About the Author: I am a biomedical engineer working at the intersection of engineering, neuroscience and clinical rehabilitation. My doctoral research investigated how human skeletal muscle responds to externally applied mechanical vibration when superimposed on voluntary muscle contraction. That work included the design and construction of bespoke vibration devices for laboratory use, and a series of human experiments characterising the effect of vibration parameters (frequency, amplitude, acceleration) on the activity/force a muscle can produce. At the time of my Churchill Fellowship, I had just finished my PhD and was an early-career researcher seeking to extend my biomedical engineering work into the neuroscience of motor control.
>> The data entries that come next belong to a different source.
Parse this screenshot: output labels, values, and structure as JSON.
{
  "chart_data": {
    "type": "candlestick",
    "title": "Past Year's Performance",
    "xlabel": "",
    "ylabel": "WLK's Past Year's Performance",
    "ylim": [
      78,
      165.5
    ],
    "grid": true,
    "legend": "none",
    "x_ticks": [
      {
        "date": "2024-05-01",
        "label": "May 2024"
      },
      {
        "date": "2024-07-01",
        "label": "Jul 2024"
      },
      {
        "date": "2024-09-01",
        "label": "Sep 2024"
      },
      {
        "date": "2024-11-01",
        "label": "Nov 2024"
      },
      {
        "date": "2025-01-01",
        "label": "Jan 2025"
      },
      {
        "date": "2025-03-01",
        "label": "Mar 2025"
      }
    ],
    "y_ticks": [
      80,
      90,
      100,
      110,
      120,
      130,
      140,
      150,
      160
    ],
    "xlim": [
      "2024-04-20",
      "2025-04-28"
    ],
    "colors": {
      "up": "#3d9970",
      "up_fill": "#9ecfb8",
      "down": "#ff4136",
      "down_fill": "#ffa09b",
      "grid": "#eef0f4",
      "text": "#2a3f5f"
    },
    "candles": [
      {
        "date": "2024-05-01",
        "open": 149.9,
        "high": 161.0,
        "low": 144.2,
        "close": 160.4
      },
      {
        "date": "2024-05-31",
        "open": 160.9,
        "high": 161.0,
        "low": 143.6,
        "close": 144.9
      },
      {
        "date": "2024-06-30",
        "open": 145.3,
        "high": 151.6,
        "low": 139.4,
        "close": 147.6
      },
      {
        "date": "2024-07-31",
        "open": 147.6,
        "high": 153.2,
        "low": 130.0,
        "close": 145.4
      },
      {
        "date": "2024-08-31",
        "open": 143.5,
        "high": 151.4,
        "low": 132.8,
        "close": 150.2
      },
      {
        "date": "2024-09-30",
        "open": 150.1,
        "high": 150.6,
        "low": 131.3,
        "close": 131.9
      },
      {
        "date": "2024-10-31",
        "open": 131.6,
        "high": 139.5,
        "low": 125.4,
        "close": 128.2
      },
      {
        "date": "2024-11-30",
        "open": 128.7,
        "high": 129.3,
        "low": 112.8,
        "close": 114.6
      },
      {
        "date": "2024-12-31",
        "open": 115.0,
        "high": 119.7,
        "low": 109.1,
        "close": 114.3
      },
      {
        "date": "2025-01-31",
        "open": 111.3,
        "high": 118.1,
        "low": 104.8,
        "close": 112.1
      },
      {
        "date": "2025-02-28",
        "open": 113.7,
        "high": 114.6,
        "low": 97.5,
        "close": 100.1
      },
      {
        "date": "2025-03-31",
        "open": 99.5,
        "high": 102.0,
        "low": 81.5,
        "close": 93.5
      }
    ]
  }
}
I now hold an academic appointment in the United Kingdom where I lead a programme of research on vibration-based interventions for physical rehabilitation and collaborate across UK and international universities and the NHS to translate this research into evidence-based clinical use.
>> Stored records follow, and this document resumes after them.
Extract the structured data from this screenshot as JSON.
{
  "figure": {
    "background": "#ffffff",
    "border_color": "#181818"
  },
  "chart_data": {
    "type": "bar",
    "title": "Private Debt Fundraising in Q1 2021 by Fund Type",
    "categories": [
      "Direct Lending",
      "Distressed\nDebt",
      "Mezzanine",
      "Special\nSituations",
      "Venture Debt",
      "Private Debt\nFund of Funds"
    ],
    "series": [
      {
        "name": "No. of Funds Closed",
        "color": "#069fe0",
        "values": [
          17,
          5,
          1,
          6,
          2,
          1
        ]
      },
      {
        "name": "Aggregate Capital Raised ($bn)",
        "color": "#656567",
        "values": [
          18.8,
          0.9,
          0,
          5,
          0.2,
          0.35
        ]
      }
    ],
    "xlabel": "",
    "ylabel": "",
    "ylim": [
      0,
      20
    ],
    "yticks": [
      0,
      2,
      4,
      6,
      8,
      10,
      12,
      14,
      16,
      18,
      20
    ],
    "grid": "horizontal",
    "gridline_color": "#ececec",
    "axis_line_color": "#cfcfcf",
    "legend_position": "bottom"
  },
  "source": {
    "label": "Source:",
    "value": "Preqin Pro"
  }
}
The principal scientific output of this Fellowship is the peer-reviewed publication, which is open-access and free to read in full at the URL given in reference [1]:

Appendix A — Host Institution and Mentor

Host Mentor: Professor David F. Collins
Laboratory: Human Neurophysiology Laboratory
Faculty: Faculty of Kinesiology, Sport, and Recreation
Institute: Neuroscience and Mental Health Institute
University: University of Alberta
Location: Edmonton, Alberta, Canada
The Human Neurophysiology Laboratory at the University of Alberta is internationally recognised for its research on the neural control of human movement, with particular expertise in the interaction between sensory feedback, electrical stimulation and voluntary movement. It hosts state-of-the-art equipment for Transcranial Magnetic Stimulation, neuromuscular electrical stimulation, surface electromyography, and is a member of the University’s Neuroscience and Mental Health Institute.